Is there a growing problem of herbicide resistance?
There are more than 400 reported cases involving 150 herbicides and most modes of action, including glyphosate.
Resistant weeds include waterhemp, common ragweed, giant ragweed and Kochia scoparia. The last one is a real concern with glyphosate resistance, as it can rapidly overcome a crop.
Looking at GM crops, there were some areas where the technology worked so well, that some farmers pushed it too hard and the result is weed resistance. They were growing Round-up Ready soya and maize in the same rotation or continuous soya or corn because of favourable prices (not common in the areas where sugar beet is grown).

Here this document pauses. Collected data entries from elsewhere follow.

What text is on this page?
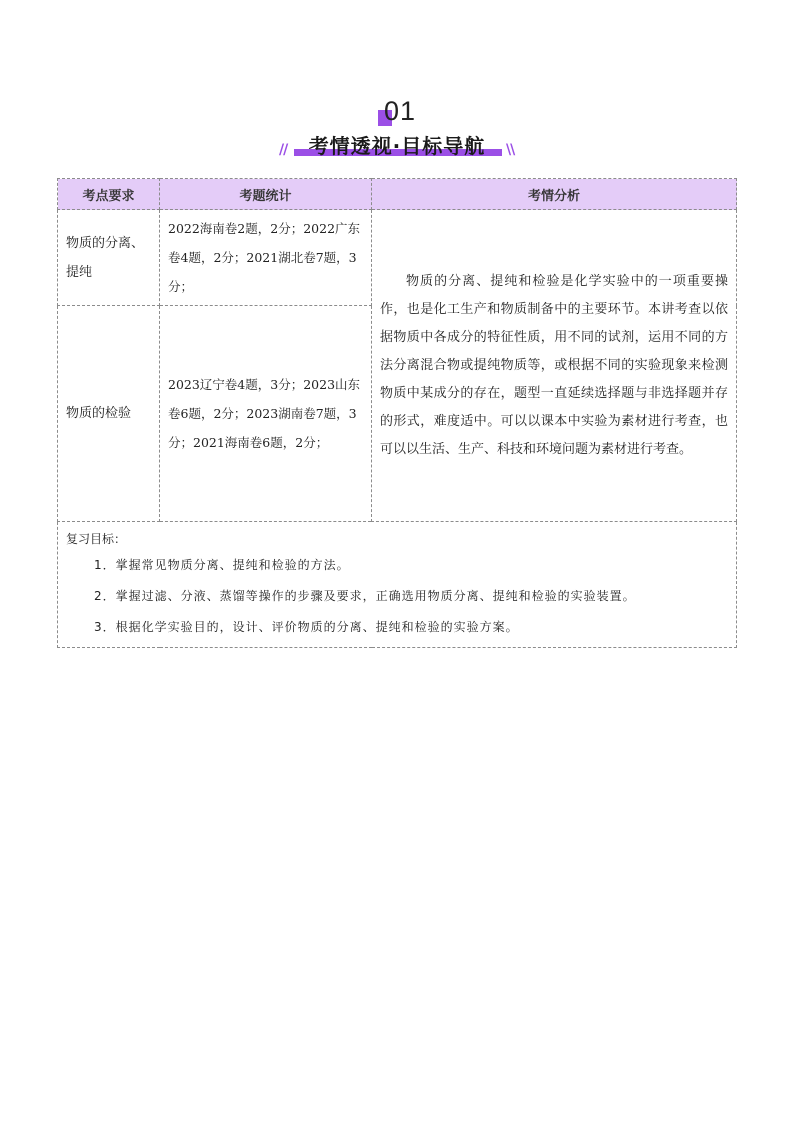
01
//	考情透视·目标导航	\\
考点要求	考题统计	考情分析
物质的分离、提纯	2022海南卷2题，2分；2022广东卷4题，2分；2021湖北卷7题，3分；	物质的分离、提纯和检验是化学实验中的一项重要操作，也是化工生产和物质制备中的主要环节。本讲考查以依据物质中各成分的特征性质，用不同的试剂，运用不同的方法分离混合物或提纯物质等，或根据不同的实验现象来检测物质中某成分的存在，题型一直延续选择题与非选择题并存的形式，难度适中。可以以课本中实验为素材进行考查，也可以以生活、生产、科技和环境问题为素材进行考查。
物质的检验	2023辽宁卷4题，3分；2023山东卷6题，2分；2023湖南卷7题，3分；2021海南卷6题，2分；	

复习目标：
1．掌握常见物质分离、提纯和检验的方法。
2．掌握过滤、分液、蒸馏等操作的步骤及要求，正确选用物质分离、提纯和检验的实验装置。
3．根据化学实验目的，设计、评价物质的分离、提纯和检验的实验方案。		
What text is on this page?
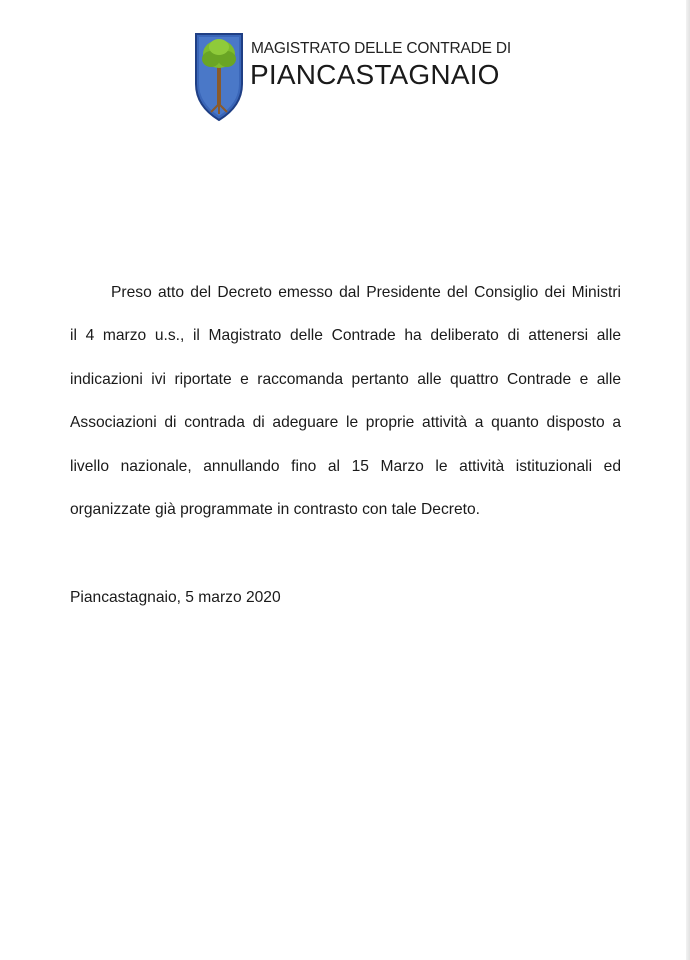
MAGISTRATO DELLE CONTRADE DI
PIANCASTAGNAIO
Preso atto del Decreto emesso dal Presidente del Consiglio dei Ministri
il 4 marzo u.s., il Magistrato delle Contrade ha deliberato di attenersi alle
indicazioni ivi riportate e raccomanda pertanto alle quattro Contrade e alle
Associazioni di contrada di adeguare le proprie attività a quanto disposto a
livello nazionale, annullando fino al 15 Marzo le attività istituzionali ed
organizzate già programmate in contrasto con tale Decreto.
Piancastagnaio, 5 marzo 2020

But there are strategies to control this risk by adjusting the rotation to include GM crops resistant to other actives such as Liberty Link soya, which is resistant to glufosinate. With GM maize, conventional herbicides are used alongside glyphosate, reducing the pressure by allowing rotation of herbicides.
So what will growers be growing in 2020? I see a range of GM crops being grown to reduce resistance, including Round-up Ready (glyphosate), Liberty Link (glufosinate), Round-up Ready Xtend (glyphosate + dicamba) and Enlist Weed Control (2,4-D resistant corn and soya bean) crops.
How widely is GM crops grown and what is the legal situation?
The sugar beet area is 100% Round-up Ready in most areas and it is now starting to be grown in California.
There was a law case back in 2008 and there were temporary constraints, with triple bagging packaging, crops being inspected and bolters. But in 2012, these were lifted and there are no constraints on its cultivation.
GM technology is also widespread in other crops, with 93% soya, 90% cotton and 90% corn being GM.
Mohamed Khan is professor and extension sugar beet specialist at North Dakota State University and University Of Minnesota and is based at the recent BBRO Winter Conference.